If you can approximate your prior with a normal distribution in the log odds ratio it’s best to modify the code to use a non-zero mean for the prior, and to insert the variance of the prior, both in the calls to gbayes (and maybe elsewhere).

You can flip a lot of it, or just modify the code. For our case, larger Y is better (not typical). I can post tne entire Rmarkdown file if needed.

Dear Dr. Harrell and Co.

Thank you for the replies. I have been continuing to work through the code and I believe I have found some typos in what is posted. Please let me know if there is a better venue in which to post them:

In the code block before Figure 3.
Line 7:
f <- lrm(y ~ rcs(log(or), 5), data=d, maxit=30)

Should be
f <- lrm(y ~ rcs(log(ors), 5), data=d, maxit=30)

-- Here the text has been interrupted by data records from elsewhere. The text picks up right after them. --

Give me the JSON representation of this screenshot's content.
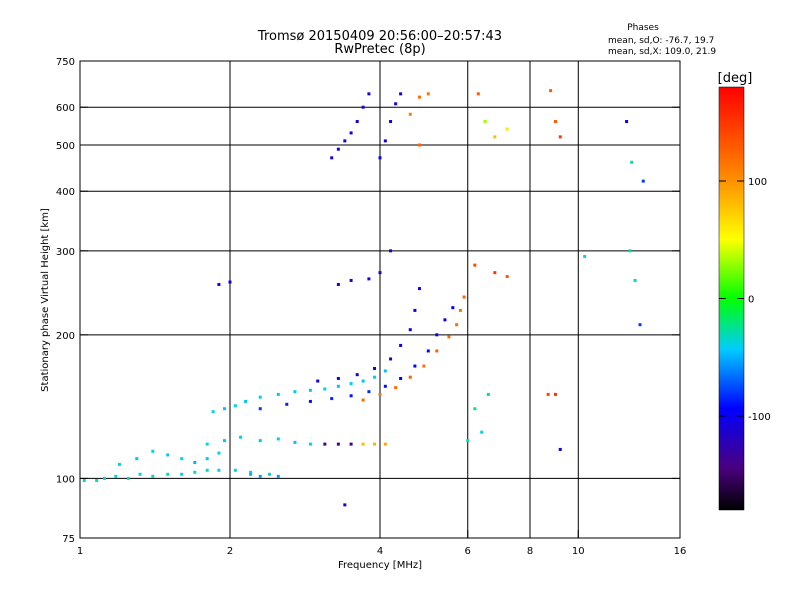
{
  "chart_data": {
    "type": "scatter",
    "title": "Tromsø 20150409 20:56:00–20:57:43",
    "subtitle": "RwPretec (8p)",
    "xlabel": "Frequency [MHz]",
    "ylabel": "Stationary phase Virtual Height [km]",
    "x_scale": "log",
    "y_scale": "log",
    "xlim": [
      1,
      16
    ],
    "ylim": [
      75,
      750
    ],
    "x_ticks": [
      1,
      2,
      4,
      6,
      8,
      10,
      16
    ],
    "x_tick_labels": [
      "1",
      "2",
      "4",
      "6",
      "8",
      "10",
      "16"
    ],
    "x_grid_lines": [
      2,
      4,
      6,
      8,
      10
    ],
    "y_ticks": [
      75,
      100,
      200,
      300,
      400,
      500,
      600,
      750
    ],
    "y_tick_labels": [
      "75",
      "100",
      "200",
      "300",
      "400",
      "500",
      "600",
      "750"
    ],
    "y_grid_lines": [
      100,
      200,
      300,
      400,
      500,
      600
    ],
    "grid": true,
    "info": {
      "heading": "Phases",
      "line1": "mean, sd,O: -76.7, 19.7",
      "line2": "mean, sd,X: 109.0, 21.9"
    },
    "colorbar": {
      "label": "[deg]",
      "min": -180,
      "max": 180,
      "ticks": [
        100,
        0,
        -100
      ],
      "tick_labels": [
        "100",
        "0",
        "-100"
      ],
      "colormap": "rainbow"
    },
    "series": [
      {
        "values": [
          [
            1.02,
            99,
            -35
          ],
          [
            1.08,
            99,
            -30
          ],
          [
            1.12,
            100,
            -40
          ],
          [
            1.18,
            101,
            -35
          ],
          [
            1.25,
            100,
            -30
          ],
          [
            1.32,
            102,
            -40
          ],
          [
            1.4,
            101,
            -35
          ],
          [
            1.5,
            102,
            -30
          ],
          [
            1.6,
            102,
            -40
          ],
          [
            1.7,
            103,
            -35
          ],
          [
            1.8,
            104,
            -35
          ],
          [
            1.9,
            104,
            -40
          ],
          [
            2.05,
            104,
            -35
          ],
          [
            2.2,
            103,
            -40
          ],
          [
            2.4,
            102,
            -35
          ],
          [
            1.2,
            107,
            -40
          ],
          [
            1.3,
            110,
            -45
          ],
          [
            1.4,
            114,
            -40
          ],
          [
            1.5,
            112,
            -45
          ],
          [
            1.6,
            110,
            -40
          ],
          [
            1.7,
            108,
            -50
          ],
          [
            1.8,
            110,
            -45
          ],
          [
            1.9,
            113,
            -40
          ],
          [
            1.85,
            138,
            -40
          ],
          [
            1.95,
            140,
            -45
          ],
          [
            2.05,
            142,
            -40
          ],
          [
            2.15,
            145,
            -45
          ],
          [
            2.3,
            148,
            -40
          ],
          [
            2.5,
            150,
            -45
          ],
          [
            2.7,
            152,
            -40
          ],
          [
            2.9,
            153,
            -45
          ],
          [
            3.1,
            154,
            -40
          ],
          [
            3.3,
            156,
            -45
          ],
          [
            3.5,
            158,
            -40
          ],
          [
            3.7,
            160,
            -45
          ],
          [
            3.9,
            163,
            -40
          ],
          [
            4.1,
            168,
            -45
          ],
          [
            1.8,
            118,
            -40
          ],
          [
            1.95,
            120,
            -45
          ],
          [
            2.1,
            122,
            -40
          ],
          [
            2.3,
            120,
            -45
          ],
          [
            2.5,
            121,
            -40
          ],
          [
            2.7,
            119,
            -45
          ],
          [
            2.9,
            118,
            -40
          ],
          [
            2.2,
            102,
            -50
          ],
          [
            2.3,
            101,
            -55
          ],
          [
            2.5,
            101,
            -55
          ],
          [
            2.3,
            140,
            -80
          ],
          [
            2.6,
            143,
            -85
          ],
          [
            2.9,
            145,
            -90
          ],
          [
            3.2,
            147,
            -85
          ],
          [
            3.5,
            149,
            -90
          ],
          [
            3.8,
            152,
            -85
          ],
          [
            4.1,
            156,
            -90
          ],
          [
            4.4,
            162,
            -95
          ],
          [
            4.7,
            172,
            -100
          ],
          [
            5.0,
            185,
            -95
          ],
          [
            5.2,
            200,
            -100
          ],
          [
            5.4,
            215,
            -100
          ],
          [
            5.6,
            228,
            -95
          ],
          [
            3.0,
            160,
            -100
          ],
          [
            3.3,
            162,
            -100
          ],
          [
            3.6,
            165,
            -110
          ],
          [
            3.9,
            170,
            -100
          ],
          [
            4.2,
            178,
            -110
          ],
          [
            4.4,
            190,
            -100
          ],
          [
            4.6,
            205,
            -105
          ],
          [
            4.7,
            225,
            -100
          ],
          [
            4.8,
            250,
            -110
          ],
          [
            3.3,
            255,
            -110
          ],
          [
            3.5,
            260,
            -115
          ],
          [
            3.8,
            262,
            -110
          ],
          [
            4.0,
            270,
            -120
          ],
          [
            4.2,
            300,
            -110
          ],
          [
            3.7,
            146,
            120
          ],
          [
            4.0,
            150,
            115
          ],
          [
            4.3,
            155,
            120
          ],
          [
            4.6,
            163,
            125
          ],
          [
            4.9,
            172,
            120
          ],
          [
            5.2,
            185,
            125
          ],
          [
            5.5,
            198,
            120
          ],
          [
            5.7,
            210,
            118
          ],
          [
            5.8,
            225,
            115
          ],
          [
            5.9,
            240,
            125
          ],
          [
            3.1,
            118,
            -140
          ],
          [
            3.3,
            118,
            -140
          ],
          [
            3.5,
            118,
            -145
          ],
          [
            3.7,
            118,
            80
          ],
          [
            3.9,
            118,
            85
          ],
          [
            4.1,
            118,
            90
          ],
          [
            3.2,
            470,
            -110
          ],
          [
            3.3,
            490,
            -105
          ],
          [
            3.4,
            510,
            -110
          ],
          [
            3.5,
            530,
            -105
          ],
          [
            3.6,
            560,
            -110
          ],
          [
            3.7,
            600,
            -115
          ],
          [
            3.8,
            640,
            -110
          ],
          [
            4.0,
            470,
            -105
          ],
          [
            4.1,
            510,
            -110
          ],
          [
            4.2,
            560,
            -105
          ],
          [
            4.3,
            610,
            -110
          ],
          [
            4.4,
            640,
            -105
          ],
          [
            4.6,
            580,
            110
          ],
          [
            4.8,
            630,
            120
          ],
          [
            5.0,
            640,
            115
          ],
          [
            4.8,
            500,
            125
          ],
          [
            6.3,
            640,
            130
          ],
          [
            6.5,
            560,
            30
          ],
          [
            6.8,
            520,
            80
          ],
          [
            7.2,
            540,
            60
          ],
          [
            8.8,
            650,
            130
          ],
          [
            9.0,
            560,
            130
          ],
          [
            9.2,
            520,
            150
          ],
          [
            12.5,
            560,
            -100
          ],
          [
            12.8,
            460,
            -30
          ],
          [
            13.5,
            420,
            -80
          ],
          [
            6.2,
            280,
            140
          ],
          [
            6.8,
            270,
            150
          ],
          [
            7.2,
            265,
            130
          ],
          [
            8.7,
            150,
            140
          ],
          [
            9.0,
            150,
            150
          ],
          [
            9.2,
            115,
            -100
          ],
          [
            10.3,
            292,
            -40
          ],
          [
            12.7,
            300,
            -30
          ],
          [
            13.0,
            260,
            -30
          ],
          [
            13.3,
            210,
            -80
          ],
          [
            6.0,
            120,
            -30
          ],
          [
            6.2,
            140,
            -20
          ],
          [
            6.4,
            125,
            -40
          ],
          [
            6.6,
            150,
            -30
          ],
          [
            3.4,
            88,
            -110
          ],
          [
            1.9,
            255,
            -110
          ],
          [
            2.0,
            258,
            -100
          ]
        ]
      }
    ]
  }
}
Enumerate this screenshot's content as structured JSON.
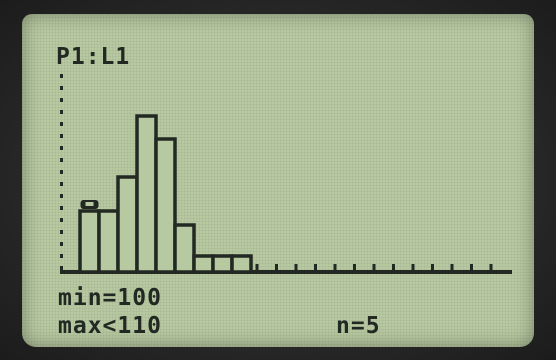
{
  "screen": {
    "plot_label": "P1:L1",
    "stats": {
      "min_text": "min=100",
      "max_text": "max<110",
      "n_text": "n=5"
    }
  },
  "colors": {
    "lcd_background": "#b7c9a1",
    "lcd_ink": "#222822",
    "bezel": "#2b2b2b"
  },
  "histogram": {
    "bar_heights_relative": [
      0.39,
      0.39,
      0.61,
      1.0,
      0.85,
      0.3,
      0.1,
      0.1,
      0.1
    ],
    "selected_bar_index": 0,
    "trace_cursor": "trace-cursor-icon"
  }
}
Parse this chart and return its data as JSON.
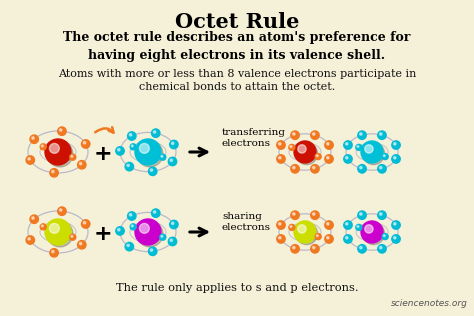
{
  "title": "Octet Rule",
  "subtitle": "The octet rule describes an atom's preference for\nhaving eight electrons in its valence shell.",
  "body_text": "Atoms with more or less than 8 valence electrons participate in\nchemical bonds to attain the octet.",
  "footer_text": "The rule only applies to s and p electrons.",
  "watermark": "sciencenotes.org",
  "bg_color": "#f5f0d8",
  "title_color": "#000000",
  "text_color": "#111111",
  "row1_label": "transferring\nelectrons",
  "row2_label": "sharing\nelectrons",
  "atom_red": "#cc1100",
  "atom_cyan": "#00c0d8",
  "atom_yellow": "#ccdd00",
  "atom_magenta": "#cc00cc",
  "orbit_orange": "#f07820",
  "orbit_cyan": "#00bcd4",
  "orbit_gray": "#b0b0c8",
  "arrow_color": "#111111",
  "curve_arrow_color": "#f07820"
}
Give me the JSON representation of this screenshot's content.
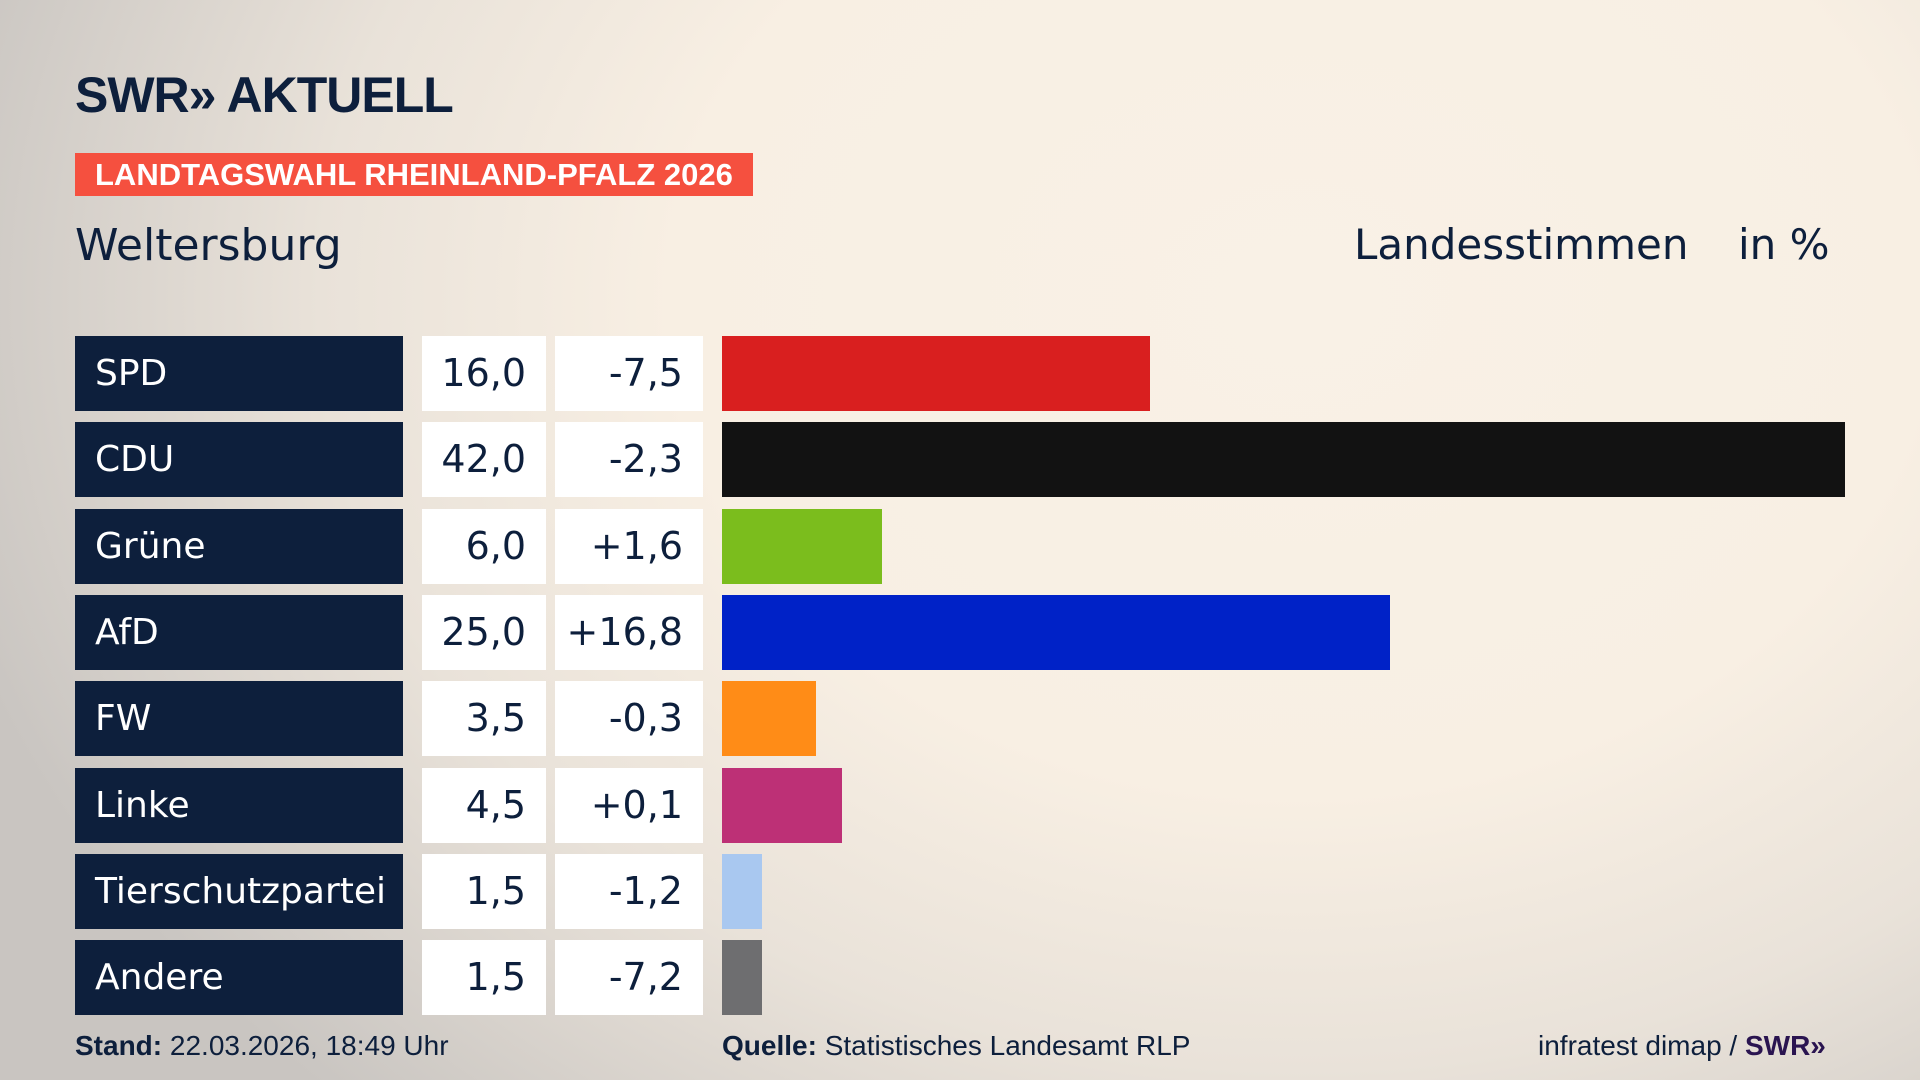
{
  "logo": "SWR» AKTUELL",
  "banner": "LANDTAGSWAHL RHEINLAND-PFALZ 2026",
  "region": "Weltersburg",
  "header_type": "Landesstimmen",
  "header_unit": "in %",
  "footer": {
    "stand_label": "Stand:",
    "stand_value": "22.03.2026, 18:49 Uhr",
    "quelle_label": "Quelle:",
    "quelle_value": "Statistisches Landesamt RLP",
    "credit": "infratest dimap /",
    "credit_logo": "SWR»"
  },
  "chart_data": {
    "type": "bar",
    "orientation": "horizontal",
    "categories": [
      "SPD",
      "CDU",
      "Grüne",
      "AfD",
      "FW",
      "Linke",
      "Tierschutzpartei",
      "Andere"
    ],
    "values": [
      16.0,
      42.0,
      6.0,
      25.0,
      3.5,
      4.5,
      1.5,
      1.5
    ],
    "value_labels": [
      "16,0",
      "42,0",
      "6,0",
      "25,0",
      "3,5",
      "4,5",
      "1,5",
      "1,5"
    ],
    "changes": [
      "-7,5",
      "-2,3",
      "+1,6",
      "+16,8",
      "-0,3",
      "+0,1",
      "-1,2",
      "-7,2"
    ],
    "colors": [
      "#d91f1f",
      "#121212",
      "#7bbd1d",
      "#0022c7",
      "#ff8c17",
      "#bd3076",
      "#a9c8f0",
      "#6e6e70"
    ],
    "unit": "in %",
    "xlim": [
      0,
      42
    ]
  }
}
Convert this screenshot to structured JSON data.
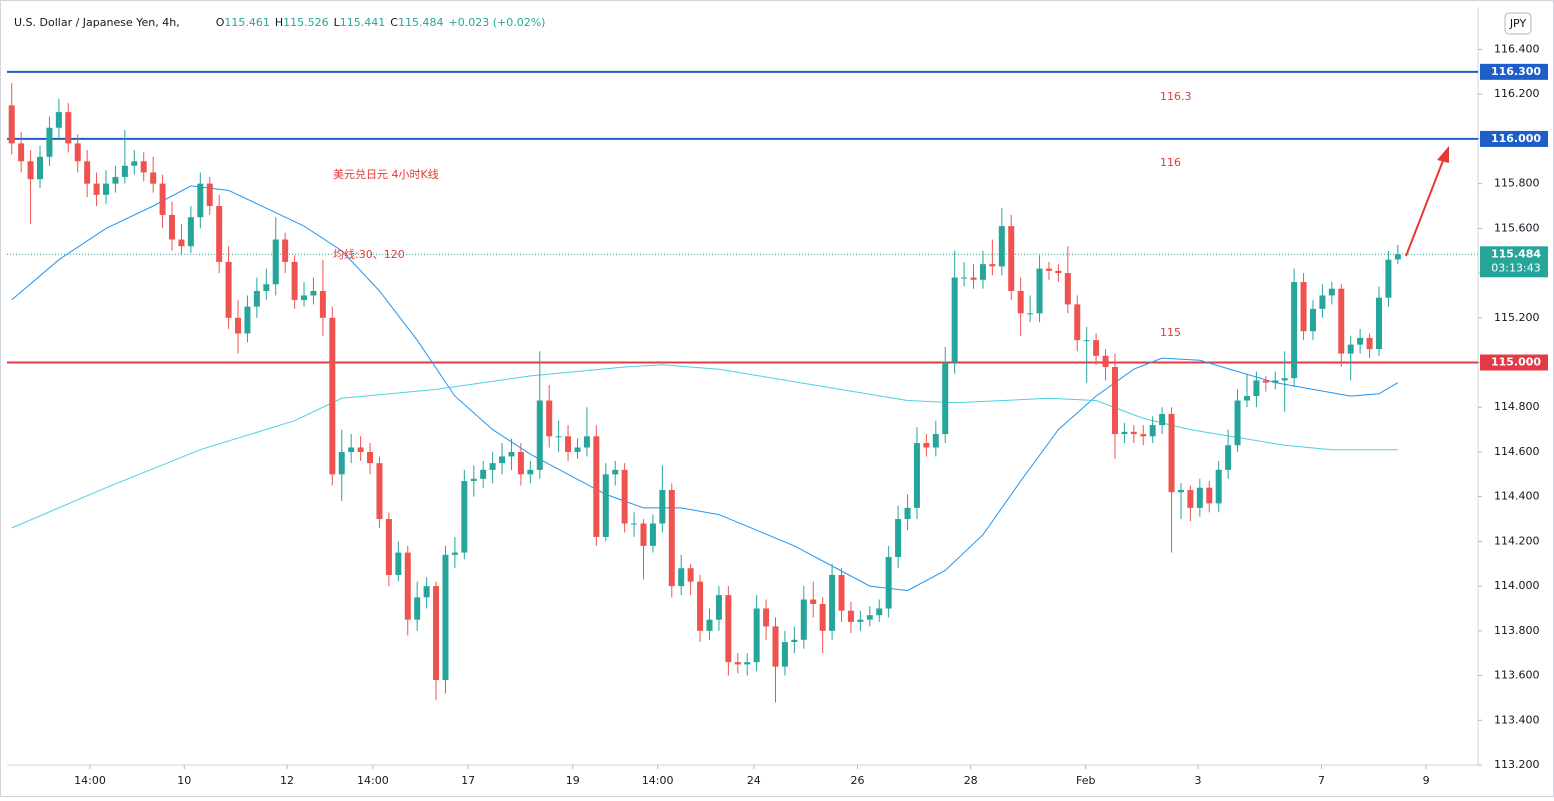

I think, otherwise rcs has two scalars as its two arguments.

Line 16
for(ty in types) {

Should be

for(ty in numtypes) {

As “types” will generate objects like “similarity” but data frame R has integers in its “type” column

Thank you again for your time.


Another typo and question

In the code before Figure 4, I believe

Line 18
for(ty in types) {

Should be

for(ty in numtypes) {

As “types” will generate objects like “similarity” but data frame R has integers in its “type” column

Separately, when I run the code for Figure 4, for the first panel I get


rather than the behavior in your Figure 4, where the PriorP 0.499 and 0.25 sharply increase to 5000 at ~ 1.75, which is more in line with the other panels where the plotted behavior changes gradually from 0.499 -> 0.25 -> 0.1 -> 0.05 -> etc

Thank you again for this tremendous resource.

  • Alan

Please check again. The dataset d being analyzed by lrm is a subset of R which has the variable or not the variable ors in it. And rcs takes a vector and either a scaler (# knots) or vector (knot locations).

Please check again. R was loaded from simlooks and before simlooks was stored it converted R to a data frame and made type a character variable.

Please check again. Similar comment as above. The code looks out of order but it’s because I run it once to compute slow things, then set a “done” type of variable to TRUE so that the results can be loaded back. I usually use cache=TRUE to do all this but sometimes I like more control, or smaller cache.

I do appreciate your checking the code carefully as you have done. Another pair of eyes is always important.